A representative (volume) magnetization for a layer grown at 200${}^{\circ }$C (FM-2) measured at 2, 5, 15, and 300 K. Solid squares are obtained with the magnetic field applied parallel to the sample plane. For clarity the data obtained in perpendicular configuration are shown only for 300 K (open circles). Dotted lines indicate results of the modeling which assumes a presence of three independent magnetic contributions: PM, SP, and FM (planar superspin glass) one, as detailed in the text. The dashed line represents the magnitude and room temperature curvature of the superparamagnetic component, whereas the two solid lines represent (derived from sample FM-3) the ferromagneticlike component (with its anisotropy) (see Sec. 7b3).

Figure 15

Blocking phenomenon in a superparamagnetic sample (SP-1). (Main part) Temperature dependence of the zero field cooled (ZFCM), field cooled (FCM), and thermoremnant (TRM) magnetization. For a monodispersed ensemble $T_{\text{m}}$ corresponds to mean blocking temperature. Here, $T_{\text{Ir}}$ corresponds to the maximum volume of statistically relevant nanogranules. (Inset) Time evolution of the magnetization in these three magnetic states measured at 5 K (below $T_{\text{m}}$).

Figure 16

Magnetization of layer FM-3. (Main part) $M_{\text{A}}$, the magnetic moment per unit area at 300 K. Solid squares are obtained with the magnetic field applied in the sample plane; open circles, in perpendicular configuration.

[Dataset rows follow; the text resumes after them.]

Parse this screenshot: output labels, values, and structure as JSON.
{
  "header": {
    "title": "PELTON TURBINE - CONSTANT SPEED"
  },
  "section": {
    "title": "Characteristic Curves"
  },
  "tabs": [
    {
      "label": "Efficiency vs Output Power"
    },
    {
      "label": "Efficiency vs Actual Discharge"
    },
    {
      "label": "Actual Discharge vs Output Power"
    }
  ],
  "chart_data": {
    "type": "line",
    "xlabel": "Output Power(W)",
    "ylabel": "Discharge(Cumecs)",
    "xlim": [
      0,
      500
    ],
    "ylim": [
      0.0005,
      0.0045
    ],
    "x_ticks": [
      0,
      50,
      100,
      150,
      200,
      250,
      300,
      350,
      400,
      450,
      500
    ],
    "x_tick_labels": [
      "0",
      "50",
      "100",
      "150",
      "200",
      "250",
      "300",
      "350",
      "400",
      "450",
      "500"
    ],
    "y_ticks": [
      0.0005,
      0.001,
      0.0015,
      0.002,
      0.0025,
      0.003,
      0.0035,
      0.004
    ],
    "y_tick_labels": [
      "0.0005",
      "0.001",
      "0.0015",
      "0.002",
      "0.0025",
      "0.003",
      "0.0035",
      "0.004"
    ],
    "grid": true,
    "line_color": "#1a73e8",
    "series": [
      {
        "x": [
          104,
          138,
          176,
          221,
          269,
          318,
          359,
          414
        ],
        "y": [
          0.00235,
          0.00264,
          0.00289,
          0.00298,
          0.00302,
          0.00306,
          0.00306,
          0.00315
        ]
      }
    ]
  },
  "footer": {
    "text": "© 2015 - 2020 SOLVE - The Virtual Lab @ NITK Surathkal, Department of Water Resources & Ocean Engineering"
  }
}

The dashed horizontal line indicates the estimated saturation level of the near-the-interface part of the layer which we use in conjunction with the low field data ($\left|H\right|<10$ kOe) to construct the standard data sets for this magnetic contribution $M_I\left(H\right)$, which has been employed in the modeling of the $M(H,T)$ presented in Fig. 14. The inset presents the low field in-plane zero field cooled (ZFCM) and field cooled (FCM) magnetization. The volume magnetization was obtained assuming the thickness of the Co-rich interface zone $t_I=4$ nm.